My buddy Bruce McLane alerted me to Maureen Callahan’s article in today’s New York Post – in response to which I sent this letter:

The arguments that Maureen Callahan lobs as grenades against technological change and trade are duds (“Not made in the USA,” Dec. 12).  The reason is that each of these arguments would have been equally applicable to 19th-century America, with the only difference being that the fear back then would have been the decline of agricultural employment rather than of manufacturing and low-skill service-sector employment.

In 1820, 79 percent of Americans worked in agriculture.  This number, however, was progressively reduced by improvements in technology.  Chemical fertilizers and pesticides; mechanized planting and harvesting equipment; refrigeration; improved veterinary medicine; better irrigation; faster transportation; and improved packaging for produce – along with more food imports made possible, in part, by motorized sea and air travel – all “destroyed” millions of agricultural jobs.

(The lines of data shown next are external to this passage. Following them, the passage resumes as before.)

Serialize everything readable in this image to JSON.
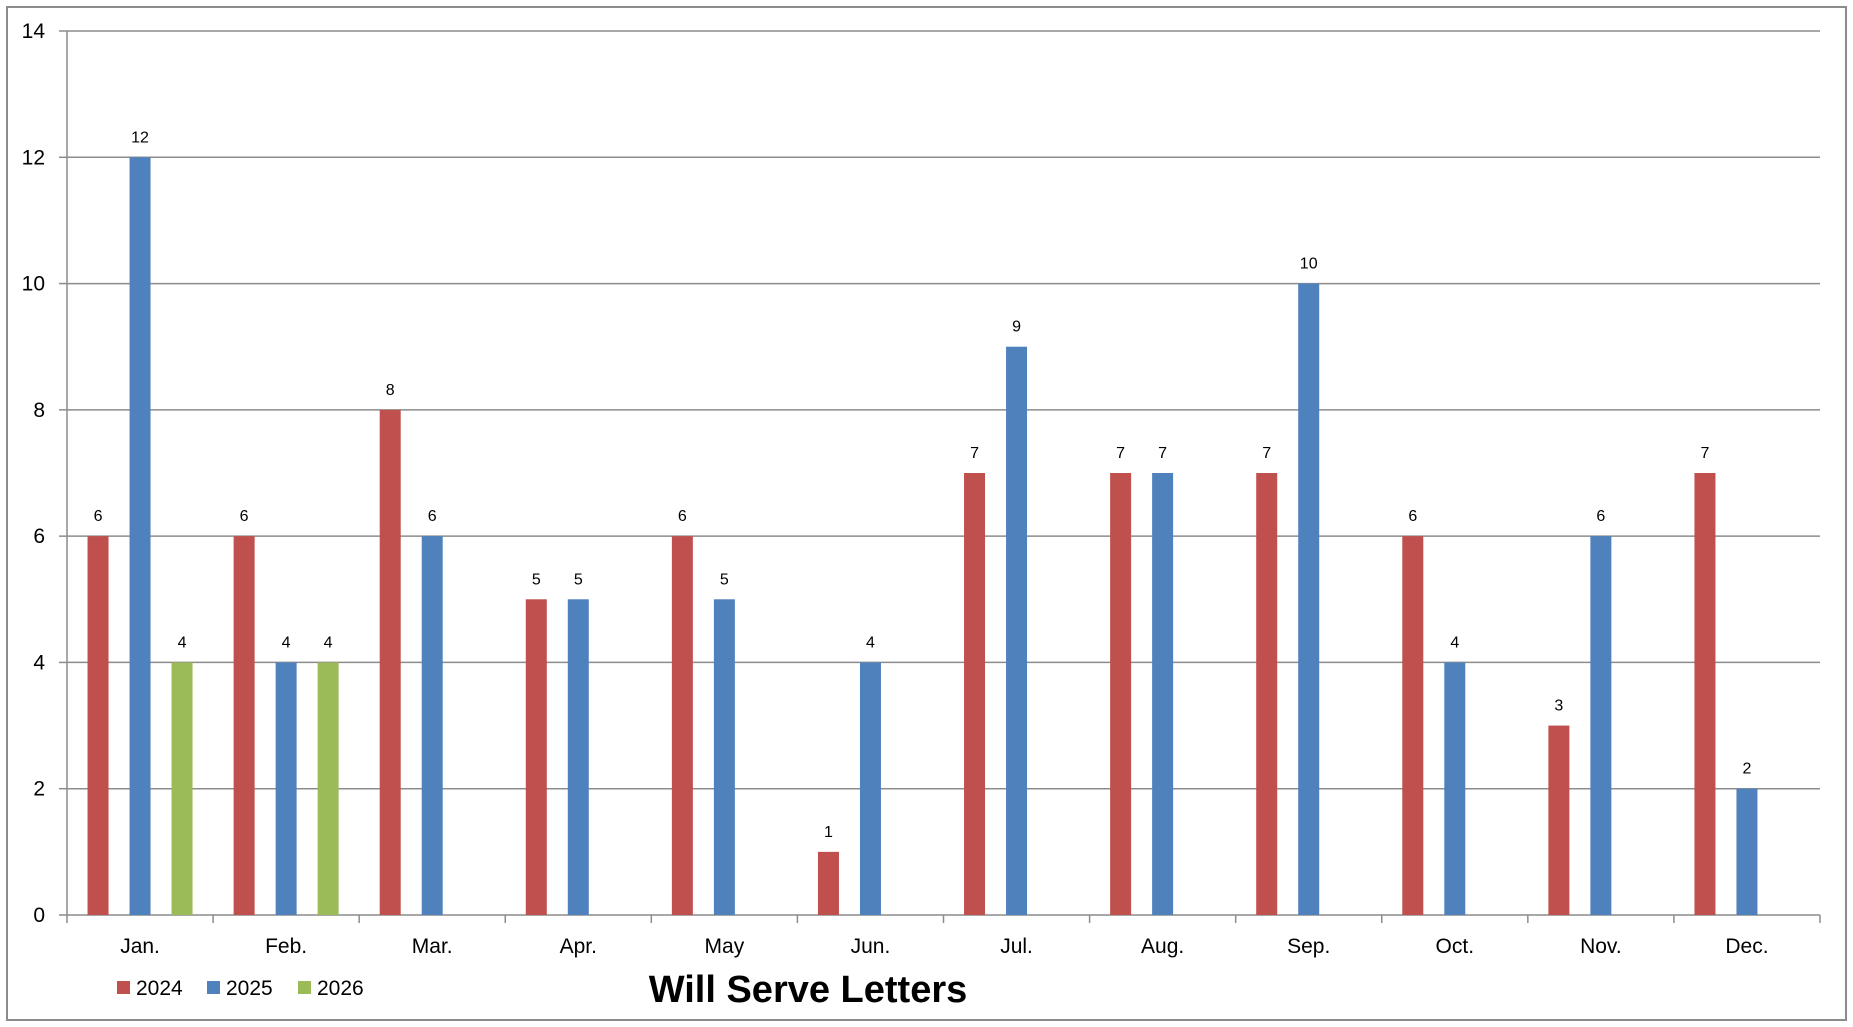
{
  "chart_data": {
    "type": "bar",
    "title": "Will Serve Letters",
    "xlabel": "",
    "ylabel": "",
    "ylim": [
      0,
      14
    ],
    "yticks": [
      "0",
      "2",
      "4",
      "6",
      "8",
      "10",
      "12",
      "14"
    ],
    "grid": true,
    "legend_position": "bottom-left",
    "categories": [
      "Jan.",
      "Feb.",
      "Mar.",
      "Apr.",
      "May",
      "Jun.",
      "Jul.",
      "Aug.",
      "Sep.",
      "Oct.",
      "Nov.",
      "Dec."
    ],
    "series": [
      {
        "name": "2024",
        "color": "#C0504D",
        "values": [
          6,
          6,
          8,
          5,
          6,
          1,
          7,
          7,
          7,
          6,
          3,
          7
        ]
      },
      {
        "name": "2025",
        "color": "#4F81BD",
        "values": [
          12,
          4,
          6,
          5,
          5,
          4,
          9,
          7,
          10,
          4,
          6,
          2
        ]
      },
      {
        "name": "2026",
        "color": "#9BBB59",
        "values": [
          4,
          4,
          null,
          null,
          null,
          null,
          null,
          null,
          null,
          null,
          null,
          null
        ]
      }
    ]
  }
}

Would the proper policy in the 19th century have been to stymie these changes because many workers who knew nothing but farming lost their agricultural jobs?  If you agree that the answer is “no,” then it’s senseless to draw policy conclusions from Ms. Callahan’s lament for “the 45-year-old toll taker replaced by the E-ZPass” and “the 50-something cashier replaced by a self-service scanner.”  These jobs, and the others whose demise Ms. Callahan mourns, were themselves made possible only because technology and trade had earlier eliminated the need to have so many people toil on farms and ranches.

Contrary to Ms. Callahan’s claim, the trend of technology and trade changing the contours and contents of economic opportunity did not begin 30 years ago: it began in earnest in the 18th century.  And contrary to Ms. Callahan’s suggestion, this trend is utterly essential to continued economic prosperity.